Vovka und Dov Ber GdudAls Vovka Zev Gdud 1924 geboren, erlebte William Good in Nemenčinė, einem kleinen Ort in der Nähe von Vilnius, mit seinen Eltern und seinem jüngeren Bruder Motl eine unbeschwerte Kindheit auf dem Land. Der Vater, Dov Ber Gdud, besaß eine Terpentinfabrik und genoss in Nemenčinė hohes Ansehen. Später zogen die Eltern nach Vilnius, um Vovka eine gute Schulbildung im angesehenen hebräischen Tarbut-Gymnasium zu ermöglichen. Der Vater fuhr täglich von Vilnius nach Nemenčinė in die Fabrik und pflegte dort die Kontakte zu den nichtjüdischen Nachbarn – für ihn und Vovka eine wichtige Voraussetzung für das spätere Überleben.

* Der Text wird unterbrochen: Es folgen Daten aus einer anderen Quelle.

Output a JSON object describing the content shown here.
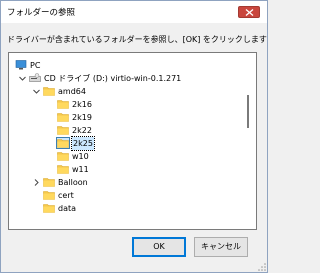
{
  "window": {
    "title": "フォルダーの参照"
  },
  "instruction": "ドライバーが含まれているフォルダーを参照し、[OK] をクリックします",
  "tree": [
    {
      "label": "PC",
      "icon": "pc-icon",
      "arrow": "",
      "level": 0
    },
    {
      "label": "CD ドライブ (D:) virtio-win-0.1.271",
      "icon": "cd-drive-icon",
      "arrow": "expanded",
      "level": 1
    },
    {
      "label": "amd64",
      "icon": "folder-icon",
      "arrow": "expanded",
      "level": 2
    },
    {
      "label": "2k16",
      "icon": "folder-icon",
      "arrow": "",
      "level": 3
    },
    {
      "label": "2k19",
      "icon": "folder-icon",
      "arrow": "",
      "level": 3
    },
    {
      "label": "2k22",
      "icon": "folder-icon",
      "arrow": "",
      "level": 3
    },
    {
      "label": "2k25",
      "icon": "folder-icon",
      "arrow": "",
      "level": 3,
      "selected": true
    },
    {
      "label": "w10",
      "icon": "folder-icon",
      "arrow": "",
      "level": 3
    },
    {
      "label": "w11",
      "icon": "folder-icon",
      "arrow": "",
      "level": 3
    },
    {
      "label": "Balloon",
      "icon": "folder-icon",
      "arrow": "collapsed",
      "level": 2
    },
    {
      "label": "cert",
      "icon": "folder-icon",
      "arrow": "",
      "level": 2
    },
    {
      "label": "data",
      "icon": "folder-icon",
      "arrow": "",
      "level": 2
    }
  ],
  "buttons": {
    "ok": "OK",
    "cancel": "キャンセル"
  },
  "colors": {
    "folder": "#f5c84c",
    "selection": "#cce8ff",
    "close": "#c9463d",
    "accent": "#0078d7"
  }
}
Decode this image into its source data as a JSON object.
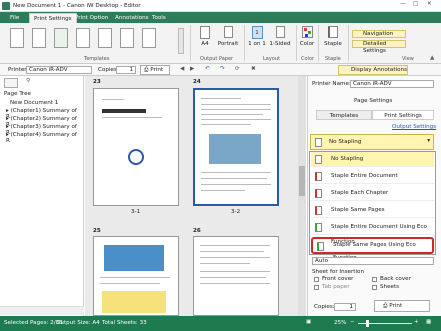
{
  "window": {
    "title": "New Document 1 - Canon iW Desktop - Editor"
  },
  "ribbon": {
    "tabs": [
      "File",
      "Print Settings",
      "Print Option",
      "Annotations",
      "Tools"
    ],
    "groups": {
      "templates": "Templates",
      "output_paper": "Output Paper",
      "layout": "Layout",
      "color": "Color",
      "staple": "Staple",
      "view": "View"
    },
    "buttons": {
      "paper_size": "A4",
      "orientation": "Portrait",
      "pages_per_sheet": "1",
      "pages_per_sheet_label": "1 on 1",
      "sided": "1-Sided",
      "color": "Color",
      "staple": "Staple",
      "navigation": "Navigation",
      "detailed_settings": "Detailed Settings",
      "display_annotations": "Display Annotations"
    }
  },
  "toolbar": {
    "printer_label": "Printer",
    "printer_value": "Canon iR-ADV",
    "copies_label": "Copies",
    "copies_value": "1",
    "print_label": "Print"
  },
  "left_pane": {
    "title": "Page Tree",
    "root": "New Document 1",
    "items": [
      "(Chapter1) Summary of R",
      "(Chapter2) Summary of R",
      "(Chapter3) Summary of R",
      "(Chapter4) Summary of R"
    ]
  },
  "pages": [
    {
      "number": "23",
      "caption": "3-1"
    },
    {
      "number": "24",
      "caption": "3-2"
    },
    {
      "number": "25",
      "caption": ""
    },
    {
      "number": "26",
      "caption": ""
    }
  ],
  "right_pane": {
    "printer_label": "Printer Name:",
    "printer_value": "Canon iR-ADV",
    "section_title": "Page Settings",
    "tabs": [
      "Templates",
      "Print Settings"
    ],
    "output_settings_link": "Output Settings",
    "staple_selected": "No Stapling",
    "dropdown_options": [
      "No Stapling",
      "Staple Entire Document",
      "Staple Each Chapter",
      "Staple Same Pages",
      "Staple Entire Document Using Eco Function",
      "Staple Same Pages Using Eco Function"
    ],
    "auto_value": "Auto",
    "sheet_insertion_label": "Sheet for Insertion",
    "front_cover": "Front cover",
    "back_cover": "Back cover",
    "tab_paper": "Tab paper",
    "sheets": "Sheets",
    "copies_label": "Copies:",
    "copies_value": "1",
    "print_label": "Print"
  },
  "statusbar": {
    "selected": "Selected Pages: 2/33",
    "output_size": "Output Size: A4",
    "total_sheets": "Total Sheets: 33",
    "zoom": "25%"
  },
  "colors": {
    "brand_green": "#2e7d5a",
    "status_green": "#1e7a4f",
    "highlight": "#fff4b0",
    "callout_red": "#d9232a"
  }
}
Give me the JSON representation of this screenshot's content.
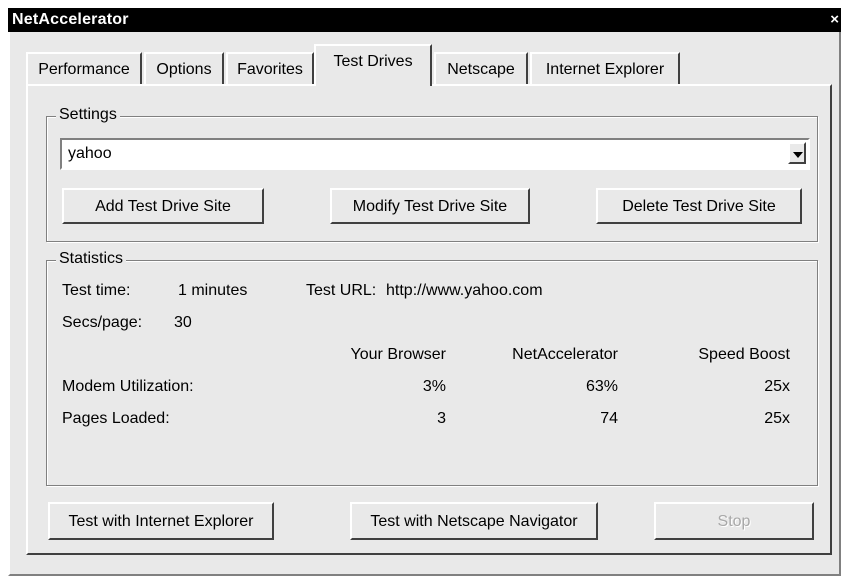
{
  "window": {
    "title": "NetAccelerator",
    "close_icon": "×"
  },
  "tabs": [
    {
      "label": "Performance"
    },
    {
      "label": "Options"
    },
    {
      "label": "Favorites"
    },
    {
      "label": "Test Drives"
    },
    {
      "label": "Netscape"
    },
    {
      "label": "Internet Explorer"
    }
  ],
  "active_tab": "Test Drives",
  "settings": {
    "label": "Settings",
    "site_select": {
      "value": "yahoo"
    },
    "add_button": "Add Test Drive Site",
    "modify_button": "Modify Test Drive Site",
    "delete_button": "Delete Test Drive Site"
  },
  "statistics": {
    "label": "Statistics",
    "test_time_label": "Test time:",
    "test_time_value": "1 minutes",
    "test_url_label": "Test URL:",
    "test_url_value": "http://www.yahoo.com",
    "secs_per_page_label": "Secs/page:",
    "secs_per_page_value": "30",
    "columns": [
      "Your Browser",
      "NetAccelerator",
      "Speed Boost"
    ],
    "rows": [
      {
        "label": "Modem Utilization:",
        "values": [
          "3%",
          "63%",
          "25x"
        ]
      },
      {
        "label": "Pages Loaded:",
        "values": [
          "3",
          "74",
          "25x"
        ]
      }
    ]
  },
  "actions": {
    "test_ie_button": "Test with Internet Explorer",
    "test_netscape_button": "Test with Netscape Navigator",
    "stop_button": "Stop"
  }
}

Beim Einmarsch der deutschen Wehrmacht im Juni 1941 floh der 17-jährige Vovka zunächst nach Minsk, wurde auf seiner Flucht von den deutschen Truppen überrollt und kehrte nach Vilnius zurück. Dort wurde er mit weiteren Juden aufgegriffen und auf Lastwagen zur Massenexekution nach Paneriai gebracht. Er stand am Rand der Erschießungsgrube, allerdings verfehlte ihn die Kugel des litauischen Mordgehilfen. Er stürzte und fiel in das Massengrab, auf Berge von Leichen unter sich und unter nachfolgende, auf ihn fallende Leichen. In der Nacht arbeitete er sich blutüberströmt aus der Grube heraus und floh nach Wilna zurück.

Anfang September 1941 entschied die Familie, nicht ins Ghetto zu gehen, sondern nach Nemenčinė zurückzukehren, wo der Vater Arbeit als Angesteller in seiner eigenen Terpentinfabrik fand. Nach der Warnung vor einer bevorstehenden Razzia versteckten sich Vater und Sohn in dem umliegenden Wald, Mutter und Bruder in einer sorgfältig vorbereiteten Maline. Als der Bruder kurz das Versteck verließ, wurde er gefangen genommen. Seine Mutter stellte sich daraufhin freiwillig und folgte ihm in den Tod, als die 400 Nemenčinėr Juden im nahe gelegenen Wald erschossen wurden.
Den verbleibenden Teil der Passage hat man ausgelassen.